My research focuses on computational injury biomechanics using medical image analysis, finite element (FE) modeling and field data analysis to study automotive, military, aerospace and aging-related injury, with a particular focus on musculoskeletal health and fracture. My group aims to advance the injury biomechanics field by applying sophisticated imaging and modeling approaches to predict, mitigate and prevent musculoskeletal injury in both high-energy trauma (e.g. automotive, military, aerospace) and low-energy trauma (e.g. older adult falls).
I also direct recruiting for our graduate program and undergraduate summer research program.

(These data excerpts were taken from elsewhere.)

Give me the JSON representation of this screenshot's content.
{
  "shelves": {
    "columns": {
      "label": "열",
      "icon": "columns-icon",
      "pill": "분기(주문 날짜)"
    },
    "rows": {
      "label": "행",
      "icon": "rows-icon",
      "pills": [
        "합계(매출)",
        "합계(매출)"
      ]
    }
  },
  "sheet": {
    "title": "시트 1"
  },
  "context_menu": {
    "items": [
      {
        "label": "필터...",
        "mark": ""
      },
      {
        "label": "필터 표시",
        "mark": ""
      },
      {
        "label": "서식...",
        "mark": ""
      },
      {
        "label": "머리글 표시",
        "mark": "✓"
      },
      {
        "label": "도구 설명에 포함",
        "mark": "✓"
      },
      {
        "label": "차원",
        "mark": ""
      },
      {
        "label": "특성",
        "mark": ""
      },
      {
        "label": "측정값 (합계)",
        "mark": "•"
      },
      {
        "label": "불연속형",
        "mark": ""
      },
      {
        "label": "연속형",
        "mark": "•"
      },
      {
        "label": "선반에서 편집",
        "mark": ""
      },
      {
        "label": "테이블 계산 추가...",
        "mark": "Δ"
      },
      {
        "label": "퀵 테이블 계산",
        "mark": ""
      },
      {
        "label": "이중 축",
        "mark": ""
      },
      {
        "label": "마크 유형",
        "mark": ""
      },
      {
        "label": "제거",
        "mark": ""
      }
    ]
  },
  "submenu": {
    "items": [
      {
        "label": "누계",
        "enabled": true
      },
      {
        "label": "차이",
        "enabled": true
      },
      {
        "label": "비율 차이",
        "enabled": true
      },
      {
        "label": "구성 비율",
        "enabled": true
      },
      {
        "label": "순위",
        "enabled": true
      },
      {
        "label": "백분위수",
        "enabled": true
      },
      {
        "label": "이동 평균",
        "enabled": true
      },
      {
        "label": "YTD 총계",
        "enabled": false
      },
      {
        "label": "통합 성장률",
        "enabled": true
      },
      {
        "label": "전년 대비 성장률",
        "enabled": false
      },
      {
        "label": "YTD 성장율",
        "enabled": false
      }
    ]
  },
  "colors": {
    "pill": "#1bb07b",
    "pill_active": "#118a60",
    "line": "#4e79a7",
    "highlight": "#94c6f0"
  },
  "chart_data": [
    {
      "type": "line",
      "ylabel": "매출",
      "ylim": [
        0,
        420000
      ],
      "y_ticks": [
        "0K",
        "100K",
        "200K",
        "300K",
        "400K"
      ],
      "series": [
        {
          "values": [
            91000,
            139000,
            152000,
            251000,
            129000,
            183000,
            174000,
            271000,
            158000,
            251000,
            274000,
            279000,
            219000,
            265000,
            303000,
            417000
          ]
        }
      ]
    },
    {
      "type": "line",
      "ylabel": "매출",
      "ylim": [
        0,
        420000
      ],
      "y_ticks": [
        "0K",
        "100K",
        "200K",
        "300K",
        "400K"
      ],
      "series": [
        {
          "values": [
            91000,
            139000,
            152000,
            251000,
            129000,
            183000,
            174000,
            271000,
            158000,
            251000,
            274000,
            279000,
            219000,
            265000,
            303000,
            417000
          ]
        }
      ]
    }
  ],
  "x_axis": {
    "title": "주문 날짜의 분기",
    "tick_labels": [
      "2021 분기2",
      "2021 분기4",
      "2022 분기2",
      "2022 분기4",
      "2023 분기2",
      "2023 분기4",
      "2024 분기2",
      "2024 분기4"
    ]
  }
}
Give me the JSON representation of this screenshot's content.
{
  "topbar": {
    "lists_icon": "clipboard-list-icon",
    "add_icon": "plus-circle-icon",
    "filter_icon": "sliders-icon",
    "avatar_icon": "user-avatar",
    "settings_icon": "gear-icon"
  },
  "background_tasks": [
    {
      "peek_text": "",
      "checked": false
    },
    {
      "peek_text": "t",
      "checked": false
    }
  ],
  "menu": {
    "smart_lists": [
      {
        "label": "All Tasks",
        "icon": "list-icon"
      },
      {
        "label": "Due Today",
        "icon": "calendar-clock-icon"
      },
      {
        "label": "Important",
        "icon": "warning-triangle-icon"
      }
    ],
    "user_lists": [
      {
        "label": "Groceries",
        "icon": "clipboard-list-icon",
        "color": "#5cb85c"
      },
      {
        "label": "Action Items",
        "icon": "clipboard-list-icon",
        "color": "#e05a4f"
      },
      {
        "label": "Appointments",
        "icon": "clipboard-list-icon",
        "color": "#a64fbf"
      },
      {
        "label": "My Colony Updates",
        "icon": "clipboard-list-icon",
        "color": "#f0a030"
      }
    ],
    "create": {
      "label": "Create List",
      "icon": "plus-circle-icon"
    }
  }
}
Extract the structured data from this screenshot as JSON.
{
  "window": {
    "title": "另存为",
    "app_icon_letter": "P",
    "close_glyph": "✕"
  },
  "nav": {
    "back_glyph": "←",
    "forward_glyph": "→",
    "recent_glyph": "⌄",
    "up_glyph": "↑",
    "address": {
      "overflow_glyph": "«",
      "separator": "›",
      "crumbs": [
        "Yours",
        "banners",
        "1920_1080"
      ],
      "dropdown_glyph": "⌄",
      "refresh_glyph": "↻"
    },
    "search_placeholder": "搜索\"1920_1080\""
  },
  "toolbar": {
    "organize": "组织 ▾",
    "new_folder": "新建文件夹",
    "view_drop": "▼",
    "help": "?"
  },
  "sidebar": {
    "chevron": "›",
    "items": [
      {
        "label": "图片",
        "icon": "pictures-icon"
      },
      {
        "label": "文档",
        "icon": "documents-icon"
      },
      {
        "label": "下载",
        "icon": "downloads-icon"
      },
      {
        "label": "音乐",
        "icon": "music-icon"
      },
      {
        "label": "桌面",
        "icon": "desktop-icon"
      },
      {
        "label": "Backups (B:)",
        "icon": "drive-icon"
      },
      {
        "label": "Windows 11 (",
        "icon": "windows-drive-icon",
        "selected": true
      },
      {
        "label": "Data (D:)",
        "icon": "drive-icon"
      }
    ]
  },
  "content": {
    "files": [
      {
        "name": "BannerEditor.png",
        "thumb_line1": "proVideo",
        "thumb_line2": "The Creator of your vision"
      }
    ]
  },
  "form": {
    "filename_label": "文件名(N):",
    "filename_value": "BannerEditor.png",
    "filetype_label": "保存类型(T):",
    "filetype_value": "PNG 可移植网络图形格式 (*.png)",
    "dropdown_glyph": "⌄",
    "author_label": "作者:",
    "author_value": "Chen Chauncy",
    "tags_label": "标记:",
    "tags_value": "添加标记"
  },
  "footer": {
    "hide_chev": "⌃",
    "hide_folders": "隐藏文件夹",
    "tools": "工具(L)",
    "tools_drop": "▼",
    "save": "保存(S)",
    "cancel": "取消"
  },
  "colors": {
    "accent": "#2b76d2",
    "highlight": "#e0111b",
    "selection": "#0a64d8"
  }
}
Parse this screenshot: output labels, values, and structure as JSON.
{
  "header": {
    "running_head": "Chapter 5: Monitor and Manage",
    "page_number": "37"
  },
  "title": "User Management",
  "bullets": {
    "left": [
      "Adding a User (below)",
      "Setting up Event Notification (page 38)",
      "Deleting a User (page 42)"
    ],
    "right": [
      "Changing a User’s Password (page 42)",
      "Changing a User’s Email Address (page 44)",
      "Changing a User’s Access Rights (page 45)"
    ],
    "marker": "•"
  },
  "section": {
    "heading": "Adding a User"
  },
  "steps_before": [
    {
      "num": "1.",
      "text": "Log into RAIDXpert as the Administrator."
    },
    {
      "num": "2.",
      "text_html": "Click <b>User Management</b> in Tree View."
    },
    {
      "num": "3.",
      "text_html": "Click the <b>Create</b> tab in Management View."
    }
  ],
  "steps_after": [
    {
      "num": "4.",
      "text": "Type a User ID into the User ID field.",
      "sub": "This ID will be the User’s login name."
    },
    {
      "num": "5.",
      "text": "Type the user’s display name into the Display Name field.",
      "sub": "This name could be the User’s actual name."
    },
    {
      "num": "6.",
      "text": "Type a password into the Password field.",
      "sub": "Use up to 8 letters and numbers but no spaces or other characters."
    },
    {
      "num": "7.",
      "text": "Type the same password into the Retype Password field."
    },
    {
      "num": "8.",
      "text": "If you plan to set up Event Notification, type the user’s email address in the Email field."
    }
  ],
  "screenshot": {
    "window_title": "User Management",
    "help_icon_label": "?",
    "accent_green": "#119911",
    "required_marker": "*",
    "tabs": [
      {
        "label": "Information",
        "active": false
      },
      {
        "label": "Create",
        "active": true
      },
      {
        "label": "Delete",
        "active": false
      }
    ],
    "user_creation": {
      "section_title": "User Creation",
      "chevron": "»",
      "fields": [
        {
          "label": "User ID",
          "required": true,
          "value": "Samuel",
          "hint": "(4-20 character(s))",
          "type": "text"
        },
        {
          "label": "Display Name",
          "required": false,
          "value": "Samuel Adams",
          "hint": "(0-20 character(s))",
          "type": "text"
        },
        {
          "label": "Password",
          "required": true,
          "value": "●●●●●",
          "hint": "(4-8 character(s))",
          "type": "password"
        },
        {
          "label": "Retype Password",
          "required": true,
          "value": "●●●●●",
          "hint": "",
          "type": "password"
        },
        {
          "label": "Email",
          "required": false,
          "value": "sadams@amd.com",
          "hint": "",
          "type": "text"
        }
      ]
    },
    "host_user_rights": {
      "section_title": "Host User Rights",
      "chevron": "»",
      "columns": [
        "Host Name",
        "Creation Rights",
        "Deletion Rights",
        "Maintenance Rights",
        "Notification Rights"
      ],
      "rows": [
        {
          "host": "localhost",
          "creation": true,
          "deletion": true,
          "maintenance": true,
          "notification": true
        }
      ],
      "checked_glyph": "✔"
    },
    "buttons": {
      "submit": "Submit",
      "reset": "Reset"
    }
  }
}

Questions? Contact our graduate program at BME-Grad@wakehealth.edu and our REU program at BME-REU@wakehealth.edu.
- Vertebral Strength and Injury Risk in Astronauts of Long-Duration Space Missions -- We use CT, MRI, and FE modeling to quantify vertebral and spinal muscle degradation in astronauts exposed to long-duration microgravity on the International Space Station.
- Effect of Protein Supplementation During Weight Loss on Older Adult Bone Health -- In this clinical trial, we are determining whether higher dietary protein intake during and following weight loss will attenuate losses of vertebral and femoral bone mineral density, cortical thickness, and bone strength and reduce bone marrow adiposity in older adults with obesity.
- Crash Injury Research and Engineering Network (CIREN) -- We investigate seriously injured motor vehicle crash occupants and pedestrians treated at our Level I trauma center. Our team conducts detailed crash investigations to collect engineering evidence from the crash scene and vehicle. This evidence and the occupant's medical data is used to determine injury causation.